Enter the 6 digit code provided by your authenticator app and you’ll be redirected to your WordPress dashboard.
Great! We have learned how to Setup WordPress Two Factor Authentication.
How to Setup WordPress Two Factor Authentication Conclusion
It’s essential to have WordPress Two Factor Authentication enabled on your website. It provides extra layer of security and peace of mind. Another security feature is to enable WordPress SSO. To protect your WordPress site use strong and unique passwords and implement two-factor authentication.

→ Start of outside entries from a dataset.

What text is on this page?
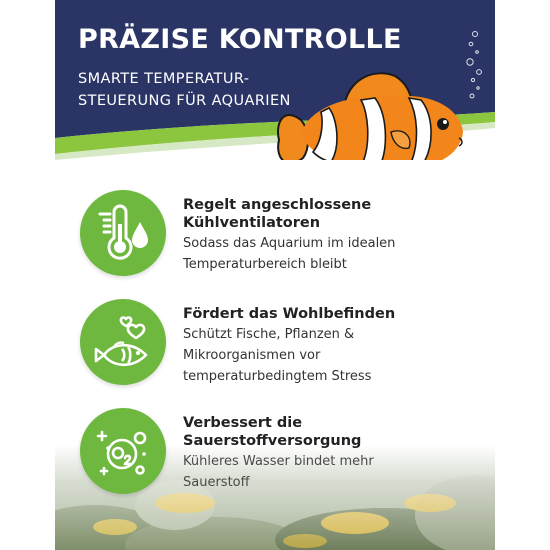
PRÄZISE KONTROLLE
SMARTE TEMPERATUR-
STEUERUNG FÜR AQUARIEN
Regelt angeschlossene
Kühlventilatoren
Sodass das Aquarium im idealen
Temperaturbereich bleibt
Fördert das Wohlbefinden
Schützt Fische, Pflanzen &
Mikroorganismen vor
temperaturbedingtem Stress
Verbessert die
Sauerstoffversorgung
Kühleres Wasser bindet mehr
Sauerstoff
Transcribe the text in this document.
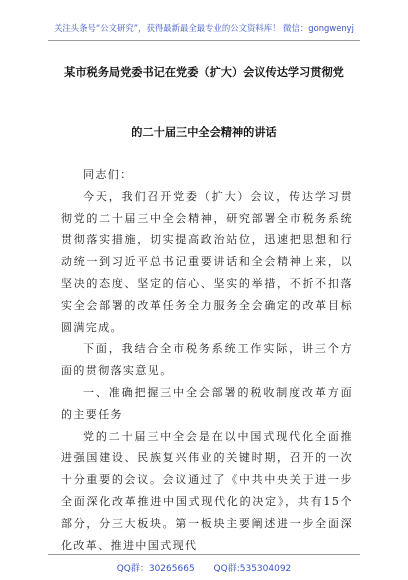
关注头条号“公文研究”，获得最新最全最专业的公文资料库！ 微信：gongwenyj
某市税务局党委书记在党委（扩大）会议传达学习贯彻党
的二十届三中全会精神的讲话

同志们：

今天，我们召开党委（扩大）会议，传达学习贯彻党的二十届三中全会精神，研究部署全市税务系统贯彻落实措施，切实提高政治站位，迅速把思想和行动统一到习近平总书记重要讲话和全会精神上来，以坚决的态度、坚定的信心、坚实的举措，不折不扣落实全会部署的改革任务全力服务全会确定的改革目标圆满完成。

下面，我结合全市税务系统工作实际，讲三个方面的贯彻落实意见。

一、准确把握三中全会部署的税收制度改革方面的主要任务

党的二十届三中全会是在以中国式现代化全面推进强国建设、民族复兴伟业的关键时期，召开的一次十分重要的会议。会议通过了《中共中央关于进一步全面深化改革推进中国式现代化的决定》，共有15个部分，分三大板块。第一板块主要阐述进一步全面深化改革、推进中国式现代

QQ群：30265665 QQ群:535304092
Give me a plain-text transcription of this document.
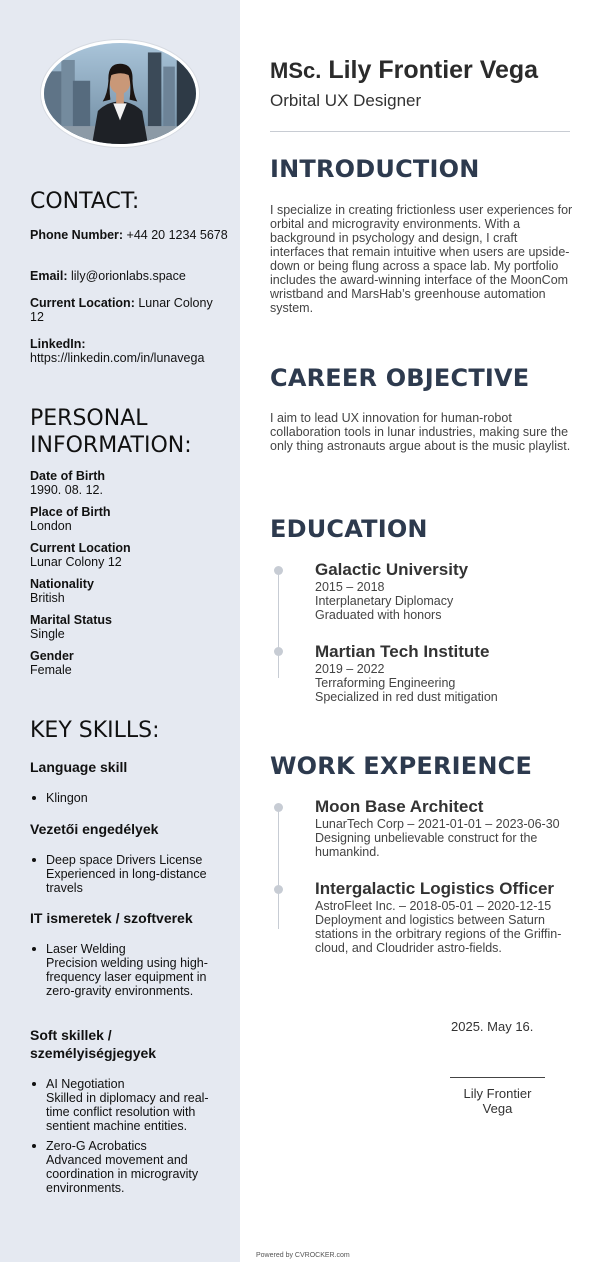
CONTACT:
Phone Number: +44 20 1234 5678
Email: lily@orionlabs.space
Current Location: Lunar Colony 12
LinkedIn:
https://linkedin.com/in/lunavega
PERSONAL
INFORMATION:
Date of Birth
1990. 08. 12.
Place of Birth
London
Current Location
Lunar Colony 12
Nationality
British
Marital Status
Single
Gender
Female
KEY SKILLS:
Language skill
Klingon
Vezetői engedélyek
Deep space Drivers License
Experienced in long-distance travels
IT ismeretek / szoftverek
Laser Welding
Precision welding using high-frequency laser equipment in zero-gravity environments.
Soft skillek /
személyiségjegyek
AI Negotiation
Skilled in diplomacy and real-time conflict resolution with sentient machine entities.
Zero-G Acrobatics
Advanced movement and coordination in microgravity environments.
MSc. Lily Frontier Vega
Orbital UX Designer
INTRODUCTION

I specialize in creating frictionless user experiences for orbital and microgravity environments. With a background in psychology and design, I craft interfaces that remain intuitive when users are upside-down or being flung across a space lab. My portfolio includes the award-winning interface of the MoonCom wristband and MarsHab’s greenhouse automation system.

CAREER OBJECTIVE

I aim to lead UX innovation for human-robot collaboration tools in lunar industries, making sure the only thing astronauts argue about is the music playlist.

EDUCATION
Galactic University
2015 – 2018
Interplanetary Diplomacy
Graduated with honors
Martian Tech Institute
2019 – 2022
Terraforming Engineering
Specialized in red dust mitigation
WORK EXPERIENCE
Moon Base Architect
LunarTech Corp – 2021-01-01 – 2023-06-30
Designing unbelievable construct for the humankind.
Intergalactic Logistics Officer
AstroFleet Inc. – 2018-05-01 – 2020-12-15
Deployment and logistics between Saturn stations in the orbitrary regions of the Griffin-cloud, and Cloudrider astro-fields.
2025. May 16.
Lily Frontier Vega
Powered by CVROCKER.com
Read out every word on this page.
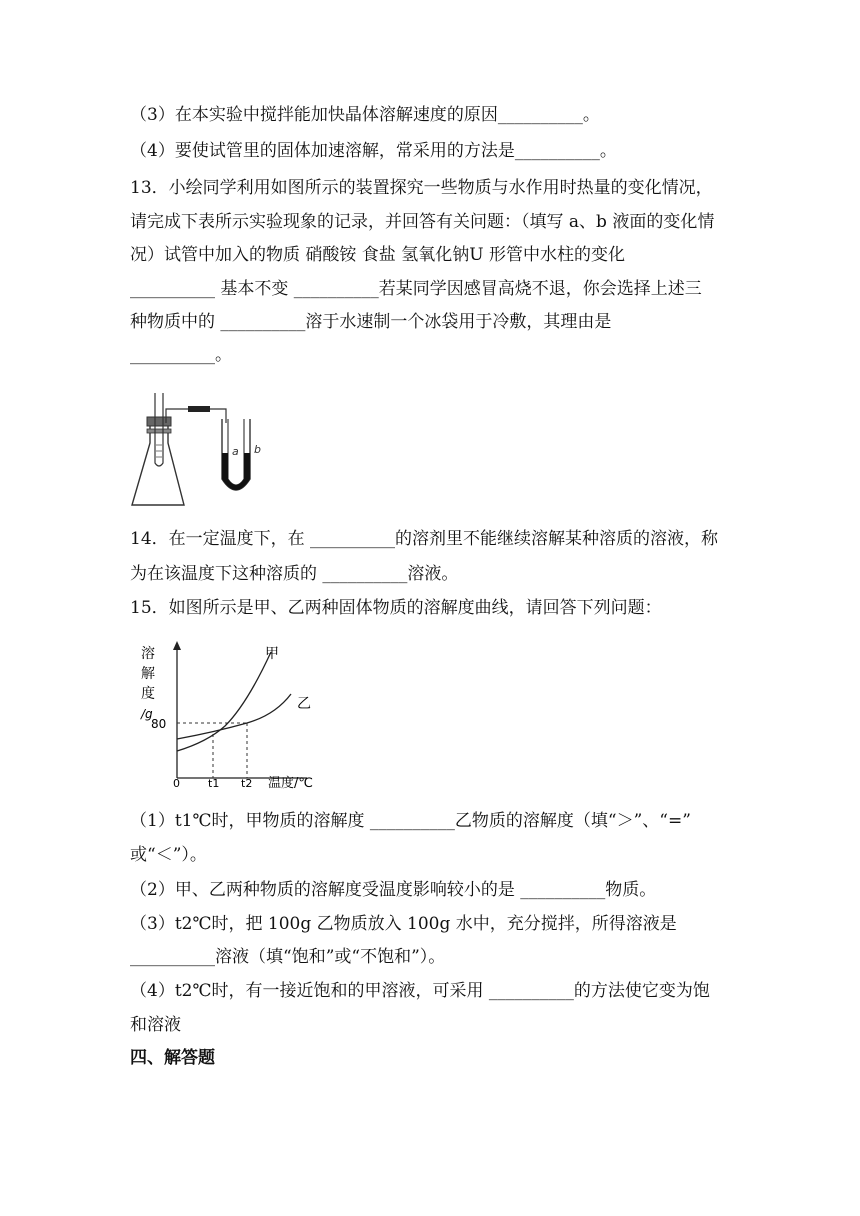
（3）在本实验中搅拌能加快晶体溶解速度的原因__________。
（4）要使试管里的固体加速溶解，常采用的方法是__________。
13．小绘同学利用如图所示的装置探究一些物质与水作用时热量的变化情况，
请完成下表所示实验现象的记录，并回答有关问题：（填写 a、b 液面的变化情
况）试管中加入的物质 硝酸铵 食盐 氢氧化钠U 形管中水柱的变化
__________ 基本不变 __________若某同学因感冒高烧不退，你会选择上述三
种物质中的 __________溶于水速制一个冰袋用于冷敷，其理由是
__________。
a b
14．在一定温度下，在 __________的溶剂里不能继续溶解某种溶质的溶液，称
为在该温度下这种溶质的 __________溶液。
15．如图所示是甲、乙两种固体物质的溶解度曲线，请回答下列问题：
溶
解
度
/g
80
0	t1 t2 温度/℃
甲
乙
（1）t1℃时，甲物质的溶解度 __________乙物质的溶解度（填“＞”、“=”
或“＜”）。
（2）甲、乙两种物质的溶解度受温度影响较小的是 __________物质。
（3）t2℃时，把 100g 乙物质放入 100g 水中，充分搅拌，所得溶液是
__________溶液（填“饱和”或“不饱和”）。
（4）t2℃时，有一接近饱和的甲溶液，可采用 __________的方法使它变为饱
和溶液
四、解答题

Stolen, reused and weak passwords remain a leading cause of security breaches. Still, companies often rely on passwords as the only login mechanism even with the emerging threat against user accounts, privacy, and access management. However, the awareness of the public is growing quickly, increasing the demand for better login security. It will force everyone to adapt to better login mechanisms in the near future.